After Busting Up Wall Street, Spitzer Takes Aim at Government

On Wall Street, Eliot Spitzer needs no introduction. The New York Attorney General, who is visiting Ireland this weekend with his wife Silda and a group of New York lawyers and activists, tells the Irish Times what his rationale has been for being the Wall Street buster that he is.

Spitzer, who is described by Slate magazine as the most powerful politician outside of Washington, has made clear his desire to run for New York governor in 2006. "I want to fix what's broken," he says, adding that if he can do that in the financial sector, he can do it in government.

Over the years, Spitzer has received strong reactions from businessmen, politicians and the media for his uncanny ability to fish out even the most well-hidden perpetrators on Wall Street. In 2002, he found that Merrill Lynch had been selling dud stocks to investors. Then, in 2003, he charged several high-profile mutual fund companies with allowing investors to time the markets , forcing them to fork over more than $2.3 billion in restitution and penalties.

That was followed in January this year by bid-rigging allegations against insurance- brokerage firm Marsh and McLennan Cos., which established an $850 million fund to compensate affected clients.

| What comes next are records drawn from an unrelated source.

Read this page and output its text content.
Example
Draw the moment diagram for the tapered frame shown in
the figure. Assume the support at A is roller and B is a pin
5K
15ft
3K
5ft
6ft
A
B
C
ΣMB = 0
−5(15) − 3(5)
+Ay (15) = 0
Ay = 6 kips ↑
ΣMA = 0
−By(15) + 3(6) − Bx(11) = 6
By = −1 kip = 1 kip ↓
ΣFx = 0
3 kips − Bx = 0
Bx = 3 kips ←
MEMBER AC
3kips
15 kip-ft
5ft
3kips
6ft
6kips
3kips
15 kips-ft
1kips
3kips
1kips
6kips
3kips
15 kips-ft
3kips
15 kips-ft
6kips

For all his zealous efforts, Spitzer has acquired the reputation of being a tough cop, one who is out to terrorize Wall Street. But the 45-year-old regulator says he is merely a guardian of capitalism. "I'm trying to protect [capitalism] from manifestations of illegality that almost inevitably result when people have too much power and don't observe the fundamental rules of the marketplace," he says.

The government's role in keeping tabs on the market is important, Spitzer believes. "We set the parameters and the rules; the market then creates wealth, generates jobs, permits capital to flow into sectors where there would be job creation, wealth creation," he says.

Time and again, when he has meted out the harshest of punishments to the most flagrant crooks, he has only done so with the intention of promoting integrity in the marketplace, he says. "We are trying to say the market works efficiently and properly when there is integrity, when there is honesty and transparency."

Spitzer is not too impressed with how the Bush administration has reacted to inherent corruption in the marketplace. "[Only] when things reached a certain crescendo and crystallized in a particular way, they felt compelled to say 'Yes, we do have to do something to resuscitate confidence,'" he says.

He currently has his sights set on the insurance industry, where, he says, corruption is rampant. Still, he acknowledges that things have gotten better on Wall Street. "I think that the fact that we have studied the problem and shone a spotlight on it has forged a change in the marketplace. The investment banks are trying much harder to protect the integrity of the research they generate."